Extraviada en el laberinto de la duda, suspendida en un limbo de secretos y sospechas, enloquecí. El tiempo se volvió contra mí. Moría por dentro, enferma de desesperanza. Le echaba tanto de menos... Sus bromas, sus risas, su voz, su ternura. Le buscaba en sueños sin cesar para despertar luego atormentada por terribles visiones. Los años cayeron de golpe sobre mí. Me convertí en un ser gastado y triste, profundamente herido, incapaz de hallar consuelo para tanta inocencia perdida, atrapada en un callejón ciego, devorada por el miedo.
Y fue entonces que algo muy extraño sucedió.
Una noche, entre sueños y desvelos, escuché una voz en mi mente que, insistente, repetía: «no existe la muerte, solo el olvido. Recuerda. Siempre recuerda...».
Un latido de más sacudió mi corazón. Desperté con aquellas palabras en los labios y algo muy profundo ─supe de inmediato─ giró en mi interior. Comprendí que debía aceptar al fin que aquella pena insoportable habitaría siempre mi alma, que habría de dejar a la tristeza arañar suavemente mis días, aprender de nuevo a respirar, a vivir con esta ausencia que quema.

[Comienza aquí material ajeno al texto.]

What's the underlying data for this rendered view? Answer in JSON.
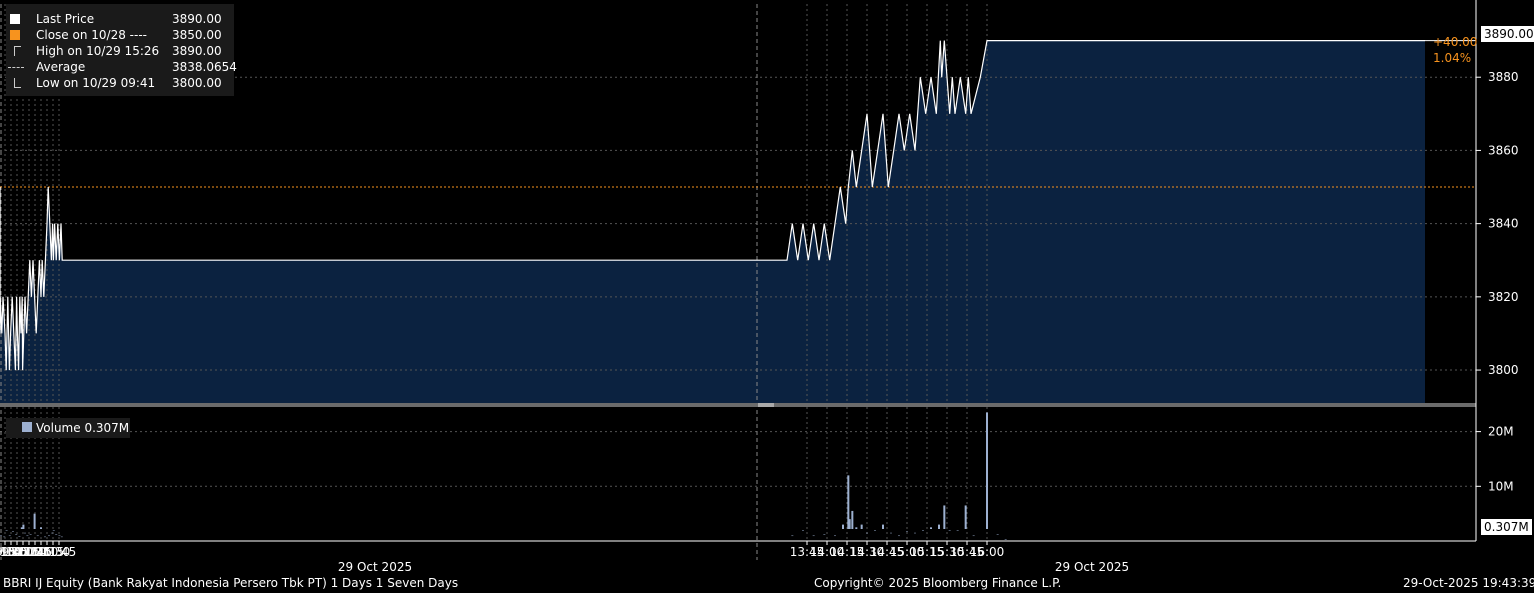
{
  "legend": {
    "rows": [
      {
        "label": "Last Price",
        "value": "3890.00",
        "color": "#ffffff"
      },
      {
        "label": "Close on 10/28 ----",
        "value": "3850.00",
        "color": "#f7931e"
      },
      {
        "label": "High on 10/29 15:26",
        "value": "3890.00",
        "color": "#cccccc"
      },
      {
        "label": "Average",
        "value": "3838.0654",
        "color": "#cccccc"
      },
      {
        "label": "Low on 10/29 09:41",
        "value": "3800.00",
        "color": "#cccccc"
      }
    ],
    "volume_label": "Volume 0.307M"
  },
  "tags": {
    "last_price": "3890.00",
    "change_abs": "+40.00",
    "change_pct": "1.04%",
    "last_volume": "0.307M"
  },
  "footer": {
    "left": "BBRI IJ Equity (Bank Rakyat Indonesia Persero Tbk PT) 1 Days 1 Seven Days",
    "center": "Copyright© 2025 Bloomberg Finance L.P.",
    "right": "29-Oct-2025 19:43:39"
  },
  "colors": {
    "background": "#000000",
    "area_fill": "#0b2240",
    "price_line": "#ffffff",
    "prev_close": "#f7931e",
    "volume_bar": "#9db0d0",
    "grid": "#555555"
  },
  "chart_data": [
    {
      "type": "area",
      "series": [
        {
          "name": "Last Price",
          "x": [
            "09:01",
            "09:04",
            "09:06",
            "09:12",
            "09:15",
            "09:18",
            "09:22",
            "09:25",
            "09:30",
            "09:33",
            "09:37",
            "09:41",
            "09:44",
            "09:48",
            "09:52",
            "09:56",
            "09:59",
            "10:01",
            "10:04",
            "10:07",
            "10:10",
            "10:13",
            "10:14",
            "10:17",
            "10:20",
            "10:24",
            "10:28",
            "10:32",
            "10:36",
            "10:40",
            "10:44",
            "10:48",
            "10:52",
            "10:56",
            "11:00",
            "11:03",
            "11:07",
            "11:11",
            "11:15",
            "11:18",
            "11:22",
            "11:26",
            "11:29",
            "11:31",
            "11:34",
            "11:38",
            "11:42",
            "11:46",
            "11:50",
            "11:53",
            "13:30",
            "13:34",
            "13:38",
            "13:42",
            "13:46",
            "13:50",
            "13:54",
            "13:58",
            "14:02",
            "14:06",
            "14:10",
            "14:14",
            "14:16",
            "14:19",
            "14:22",
            "14:26",
            "14:30",
            "14:34",
            "14:38",
            "14:42",
            "14:46",
            "14:50",
            "14:54",
            "14:58",
            "15:02",
            "15:06",
            "15:10",
            "15:14",
            "15:18",
            "15:22",
            "15:25",
            "15:26",
            "15:28",
            "15:30",
            "15:32",
            "15:34",
            "15:36",
            "15:40",
            "15:44",
            "15:46",
            "15:48",
            "15:55",
            "16:00",
            "16:06",
            "16:10",
            "16:14",
            "16:20",
            "16:30"
          ],
          "values": [
            3850,
            3810,
            3820,
            3830,
            3810,
            3820,
            3810,
            3820,
            3810,
            3800,
            3820,
            3800,
            3810,
            3820,
            3810,
            3800,
            3820,
            3810,
            3800,
            3820,
            3810,
            3820,
            3800,
            3810,
            3820,
            3810,
            3820,
            3830,
            3820,
            3830,
            3820,
            3810,
            3820,
            3830,
            3820,
            3830,
            3820,
            3830,
            3840,
            3850,
            3840,
            3830,
            3840,
            3830,
            3840,
            3830,
            3840,
            3830,
            3840,
            3830,
            3830,
            3840,
            3830,
            3840,
            3830,
            3840,
            3830,
            3840,
            3830,
            3840,
            3850,
            3840,
            3850,
            3860,
            3850,
            3860,
            3870,
            3850,
            3860,
            3870,
            3850,
            3860,
            3870,
            3860,
            3870,
            3860,
            3880,
            3870,
            3880,
            3870,
            3890,
            3880,
            3890,
            3880,
            3870,
            3880,
            3870,
            3880,
            3870,
            3880,
            3870,
            3880,
            3890,
            3890,
            3890,
            3890,
            3890,
            3890
          ]
        }
      ],
      "reference_lines": [
        {
          "name": "Close on 10/28",
          "value": 3850
        }
      ],
      "x_ticks": [
        "09:15",
        "09:30",
        "09:45",
        "10:00",
        "10:15",
        "10:30",
        "10:45",
        "11:00",
        "11:15",
        "11:30",
        "11:45",
        "13:45",
        "14:00",
        "14:15",
        "14:30",
        "14:45",
        "15:00",
        "15:15",
        "15:30",
        "15:45",
        "16:00"
      ],
      "x_date_labels": [
        "29 Oct 2025",
        "29 Oct 2025"
      ],
      "y_ticks": [
        3800,
        3820,
        3840,
        3860,
        3880
      ],
      "ylim": [
        3791,
        3900
      ],
      "grid": true,
      "legend_position": "top-left"
    },
    {
      "type": "bar",
      "series": [
        {
          "name": "Volume",
          "x": [
            "09:02",
            "09:08",
            "09:14",
            "09:20",
            "09:28",
            "09:34",
            "09:42",
            "09:50",
            "09:58",
            "10:06",
            "10:12",
            "10:16",
            "10:20",
            "10:26",
            "10:34",
            "10:44",
            "10:52",
            "11:00",
            "11:10",
            "11:20",
            "11:28",
            "11:32",
            "11:38",
            "11:46",
            "11:52",
            "13:34",
            "13:42",
            "13:50",
            "13:58",
            "14:06",
            "14:12",
            "14:16",
            "14:17",
            "14:19",
            "14:22",
            "14:26",
            "14:30",
            "14:36",
            "14:42",
            "14:48",
            "14:54",
            "15:00",
            "15:06",
            "15:12",
            "15:18",
            "15:24",
            "15:28",
            "15:32",
            "15:38",
            "15:44",
            "15:50",
            "16:00",
            "16:08",
            "16:14"
          ],
          "values": [
            1.5,
            2.5,
            1.2,
            1.0,
            0.8,
            2.0,
            1.0,
            1.8,
            1.2,
            0.9,
            2.5,
            3.0,
            1.5,
            1.0,
            1.2,
            5.0,
            1.0,
            2.5,
            0.8,
            1.0,
            1.5,
            2.0,
            1.2,
            1.0,
            0.8,
            1.0,
            2.0,
            1.0,
            1.2,
            1.0,
            3.0,
            12.0,
            4.0,
            5.5,
            2.5,
            3.0,
            1.5,
            2.0,
            3.0,
            1.5,
            1.0,
            1.8,
            1.5,
            2.0,
            2.5,
            3.0,
            6.5,
            2.0,
            2.0,
            6.5,
            1.0,
            23.5,
            1.2,
            0.307
          ]
        }
      ],
      "y_ticks": [
        10,
        20
      ],
      "y_tick_labels": [
        "10M",
        "20M"
      ],
      "ylim": [
        0,
        24.5
      ]
    }
  ]
}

Luchar contra el olvido. Impedir que borre tu nombre el olvido, hijo, esa fue desde entonces mi única misión. Y cientos de compañeras leales, con idéntica cicatriz en el alma, hallé en esa lucha. Jamás en ella me encontré sola.
Han pasado los años, tantos que parece imposible y aquí seguimos: reuniéndonos cada jueves. Pañuelo en las cabezas, pancartas en las manos, cansancio en los rostros.
Siguen aquí las huellas del pasado y con ellas nosotras, las madres, clamando vuestros nombres. Reclamando justicia y dignidad. Dando voz a los humillados.
¡Tantos destinos robados! ¡Tanto dolor y muerte ocultos en crueles madrugadas! ¡Tanto silencio! ¡Tanta vergüenza!
Triste historia la mía. Historia de un amor, les dije. Un amor eterno que más allá de la vida o de la muerte perdura. Historia también de una espera, de un llanto, de un lamento que contra el olvido resuena sobre una plaza inmortal donde un otoño el tiempo se detuvo. Sombrío y atroz otoño de mi malherido Buenos Aires.